A research group led by Prof. SHI Quan from the Dalian Institute of Chemical Physics (DICP) of the Chinese Academy of Sciences (CAS) has proposed a new concept of "Spatiotemporal Phase Change Materials" (STPCMs) long-term storage and controllable release of thermal energy based on phase change materials (PCMs).
This study was published in Journal of Energy Chemistry on Feb. 16.
PCMs are promising in the field of thermal energy storage and temperature control. However, PCMs usually release their stored latent heat spontaneously as the temperature below the phase transition temperature, which renders thermal energy storage and release uncontrollable, and thus hinders their practical application.
Schematic diagram of the Spatiotemporal PCMs (Image by DENG Chengxin)
To overcome this issue, the researchers developed erythritol/sodium carboxymethylcellulose/tetrasodium ethylenediaminetetraacetate (ERY/CMC/EDTA-4Na) composite PCMs with novel spatiotemporal thermal energy storage properties. They were defined as spatiotemporal PCMs (STPCMs) and exhibited capacity of long-term storage and controllable release of thermal energy.

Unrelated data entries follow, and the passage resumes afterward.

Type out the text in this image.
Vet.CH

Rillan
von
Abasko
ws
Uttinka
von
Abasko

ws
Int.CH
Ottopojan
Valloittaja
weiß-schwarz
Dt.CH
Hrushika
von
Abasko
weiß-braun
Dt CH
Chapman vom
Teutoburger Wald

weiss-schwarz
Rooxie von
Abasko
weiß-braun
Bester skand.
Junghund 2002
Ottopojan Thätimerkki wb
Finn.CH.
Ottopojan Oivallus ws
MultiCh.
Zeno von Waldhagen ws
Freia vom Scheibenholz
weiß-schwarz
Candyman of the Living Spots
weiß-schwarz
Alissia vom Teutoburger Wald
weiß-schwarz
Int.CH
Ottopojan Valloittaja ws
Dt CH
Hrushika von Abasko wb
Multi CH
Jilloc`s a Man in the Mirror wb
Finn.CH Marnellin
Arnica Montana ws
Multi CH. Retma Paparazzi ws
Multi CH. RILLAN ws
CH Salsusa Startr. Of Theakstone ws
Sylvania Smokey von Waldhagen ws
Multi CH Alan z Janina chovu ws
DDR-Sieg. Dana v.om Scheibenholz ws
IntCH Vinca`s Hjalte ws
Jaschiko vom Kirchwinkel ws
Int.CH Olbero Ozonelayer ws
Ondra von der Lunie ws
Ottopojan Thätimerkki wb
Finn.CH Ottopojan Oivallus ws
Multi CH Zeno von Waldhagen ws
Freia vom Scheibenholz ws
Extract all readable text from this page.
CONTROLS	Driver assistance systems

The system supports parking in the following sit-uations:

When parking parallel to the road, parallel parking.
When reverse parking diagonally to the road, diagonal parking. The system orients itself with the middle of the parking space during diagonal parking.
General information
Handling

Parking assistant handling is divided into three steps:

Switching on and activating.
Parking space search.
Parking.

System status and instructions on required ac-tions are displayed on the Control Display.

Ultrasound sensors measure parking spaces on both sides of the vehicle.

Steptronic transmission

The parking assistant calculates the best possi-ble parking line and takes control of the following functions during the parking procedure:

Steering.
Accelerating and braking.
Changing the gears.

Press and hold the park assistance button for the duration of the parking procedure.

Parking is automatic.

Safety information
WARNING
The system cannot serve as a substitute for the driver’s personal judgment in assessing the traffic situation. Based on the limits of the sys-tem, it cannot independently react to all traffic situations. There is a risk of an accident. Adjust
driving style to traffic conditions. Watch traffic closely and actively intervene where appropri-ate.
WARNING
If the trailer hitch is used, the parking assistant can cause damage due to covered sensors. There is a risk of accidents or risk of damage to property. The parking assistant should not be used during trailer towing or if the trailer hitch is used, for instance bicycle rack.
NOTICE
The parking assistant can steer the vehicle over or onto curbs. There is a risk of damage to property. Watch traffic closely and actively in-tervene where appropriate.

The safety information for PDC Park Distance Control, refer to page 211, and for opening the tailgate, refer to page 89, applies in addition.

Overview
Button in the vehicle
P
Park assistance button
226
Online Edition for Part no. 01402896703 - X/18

They found that the composite PCMs were unable to lose latent heat due to spontaneous crystallization during cooling, but could controllably release thermal energy through cold crystallization during reheating. "Their cold-crystallization temperature and enthalpy could be adjusted by proportional addition of EDTA-4Na to the composite," said Prof. SHI.
When the mass fractions of CMC and EDTA-4Na were both 10%, the composite PCMs exhibited optical cold-crystallization temperature of 51.7 °C and enthalpy of 178.1 J/g. The supercooled composite PCMs without latent heat release maintained at room temperature (10–25 °C) for up to more than two months, and subsequently the stored latent heat was controllably released by means of thermal triggering or heterogeneous nucleation.